The Sibley Guide to Birds is encyclopedic in depth as well as in size. For field use we recommend the more portable Field Guide to Birds of Eastern North America and the Field Guide to Birds of Western North America.
Sibley planned the books for nearly twenty years and produced the fantastic life-like drawings--several thousand of them-- in just five years. One feature I especially like is that, if you are looking for one type of bird, like a warbler, then you can look at scaled down images on a single page covering all possible choices. That makes it easy to compare one species to another without constantly flipping back and forth through the pages. This is the sort of book that is so beautiful and so well organized that it is fun just to sit down and browse through the pages. The only thing lacking in the Sibley Guide to Birds is information about bird habits, such as nesting preferences, the number and type of eggs, and dietary choices, etc.... all of which is included in the equally impressive companion book The Sibley Guide to Bird Life & Behavior.
The Sibley Guide to Bird Life & Behavior is a 588 page book dedicated to exhaustive coverage of the bird families of North America, including family traits, taxonomy, adaptations, feeding, breeding, vocalizations and displays, nesting, migration, and conservation. Nowhere else can you find so much information under one cover. The book is illustrated with more of David Allen Sibley's incredible artwork. Sibley provided more than 796 full-color paintings to illustrate the essays and family chapters written by 44 ornithologists and expert birders. Together, the pictures, text, and Sibley's lucid design and all-encompassing attention to detail make The Sibley Guide to Bird Life and Behavior as spectacular and as useful as its brilliant predecessor.
Introductory essays outline the principles of avian evolution, life cycle, body structure, flight dynamics, and more. The 80 family-by-family chapters describe the amazing range of behavior dictated by birds' biology and environment.

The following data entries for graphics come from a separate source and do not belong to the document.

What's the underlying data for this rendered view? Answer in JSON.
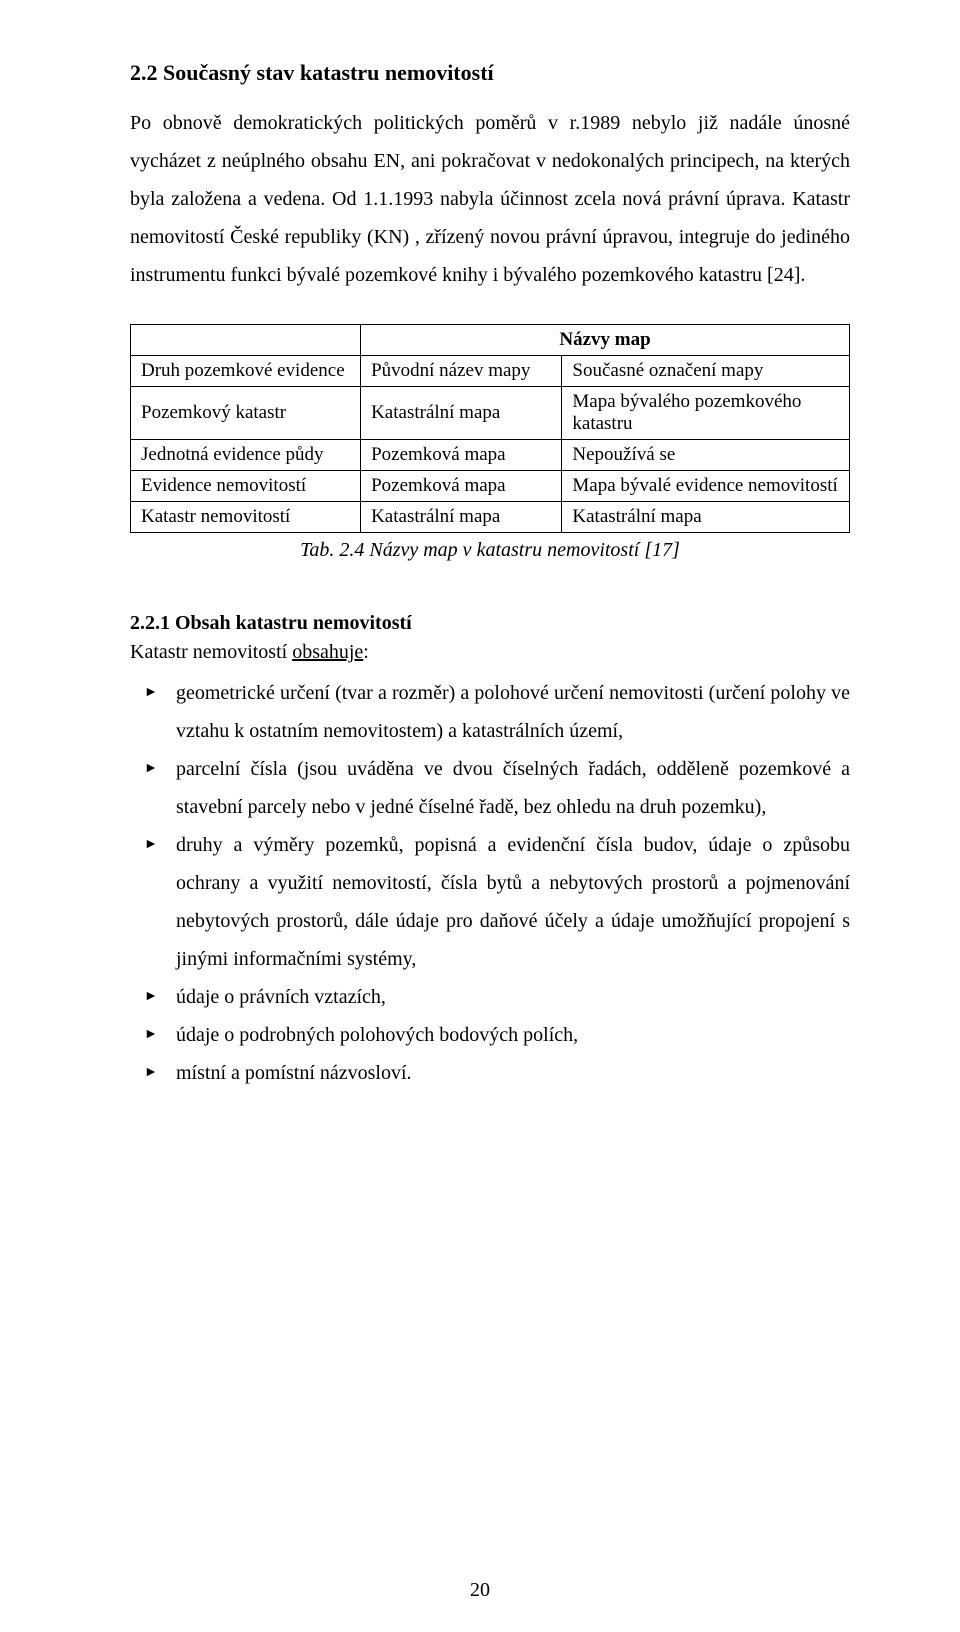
{
  "section": {
    "heading": "2.2 Současný stav katastru nemovitostí",
    "paragraph": "Po obnově demokratických politických poměrů v r.1989 nebylo již nadále únosné vycházet z neúplného obsahu EN, ani pokračovat v nedokonalých principech, na kterých byla založena a vedena. Od 1.1.1993 nabyla účinnost zcela nová právní úprava. Katastr nemovitostí České republiky (KN) , zřízený novou právní úpravou, integruje do jediného instrumentu funkci bývalé pozemkové knihy i bývalého pozemkového katastru [24]."
  },
  "table": {
    "title": "Názvy map",
    "title_fontsize": 19,
    "border_color": "#000000",
    "font_family": "Times New Roman",
    "header": [
      "Druh pozemkové evidence",
      "Původní název mapy",
      "Současné označení mapy"
    ],
    "rows": [
      [
        "Pozemkový katastr",
        "Katastrální mapa",
        "Mapa bývalého pozemkového katastru"
      ],
      [
        "Jednotná evidence půdy",
        "Pozemková mapa",
        "Nepoužívá se"
      ],
      [
        "Evidence nemovitostí",
        "Pozemková mapa",
        "Mapa bývalé evidence nemovitostí"
      ],
      [
        "Katastr nemovitostí",
        "Katastrální mapa",
        "Katastrální mapa"
      ]
    ],
    "col_widths_pct": [
      32,
      28,
      40
    ],
    "caption": "Tab. 2.4 Názvy map v katastru nemovitostí [17]"
  },
  "subsection": {
    "heading": "2.2.1 Obsah katastru nemovitostí",
    "intro_plain": "Katastr nemovitostí ",
    "intro_underlined": "obsahuje",
    "intro_suffix": ":",
    "bullets": [
      "geometrické určení (tvar a rozměr) a polohové určení nemovitosti (určení polohy ve vztahu k ostatním nemovitostem) a katastrálních území,",
      "parcelní čísla (jsou uváděna ve dvou číselných řadách, odděleně pozemkové a stavební parcely nebo v jedné číselné řadě, bez ohledu na druh pozemku),",
      "druhy a výměry pozemků, popisná a evidenční čísla budov, údaje o způsobu ochrany a využití nemovitostí, čísla bytů a nebytových prostorů a pojmenování nebytových prostorů, dále údaje pro daňové účely a údaje umožňující propojení s jinými informačními systémy,",
      "údaje o právních vztazích,",
      "údaje o podrobných polohových bodových polích,",
      "místní a pomístní názvosloví."
    ]
  },
  "page_number": "20",
  "colors": {
    "text": "#000000",
    "background": "#ffffff",
    "border": "#000000"
  }
}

Among the subjects covered and illustrated are: molts and plumages, habitats, food and foraging, vocalizations and displays, courtship and breeding, rearing of young, migration and movements, scientific groupings, introduced species, accidental species, anatomy, flight patterns, nests and eggs, global distribution and conservation.
For birders and non-birders alike, in the classroom and at home, The Sibley Guide to Bird Life and Behavior will be the essential source for information on avian life.